The framework proposed by the NIH Microbiota Transplantation Project would require that the FDA treat unmodified stool microbiota as a tissue and not a biological product or drug. Through this, the group hopes to offer a framework that would “ensure the safety and effectiveness of the transferred material, provide adequate information to patients about benefits and risks, ensure access for patients who need the procedure, encourage research and development of microbiota-based therapies, and support public health objectives to reduce the burden of antibiotic resistance.” They proposed a 3-track regulatory scheme summarized as follows: (1) FMT performed with stool from someone known to the patient or physician would be state regulated as a “practice of medicine” procedure; (2) FMT performed with material from an FDA-regulated stool bank would be regulated as human cell tissue establishments currently are, including donor screening for underlying GI disease and the required reporting of adverse events from donor stool to the FDA; and (3) FMT performed with “modified stool-based products,” for example, defined microbial populations originally cultured from stool, would be regulated in a manner similar to that currently in place for biological products or drugs.
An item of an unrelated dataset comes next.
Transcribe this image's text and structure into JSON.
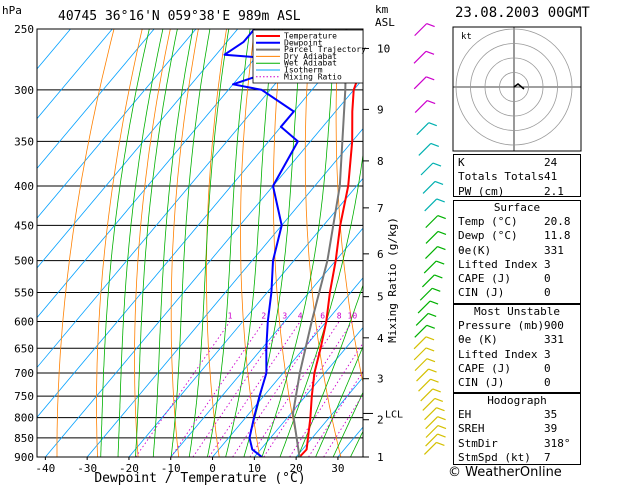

So how might these proposals affect biosafety professionals? If put in place, the proposed framework for regulating unmodified and modified donor stool will make it important that IBCs are clear about the source of any donor material as this will define how it has been screened. Knowing the type of source facility will also be important for biosafety officers concerned about the risk to workers handling fecal samples for basic research and animal work. The safest default risk assessment, however, is to assume samples contain Risk Group 2 organisms and should be handled using biosafety level 2 recommendations.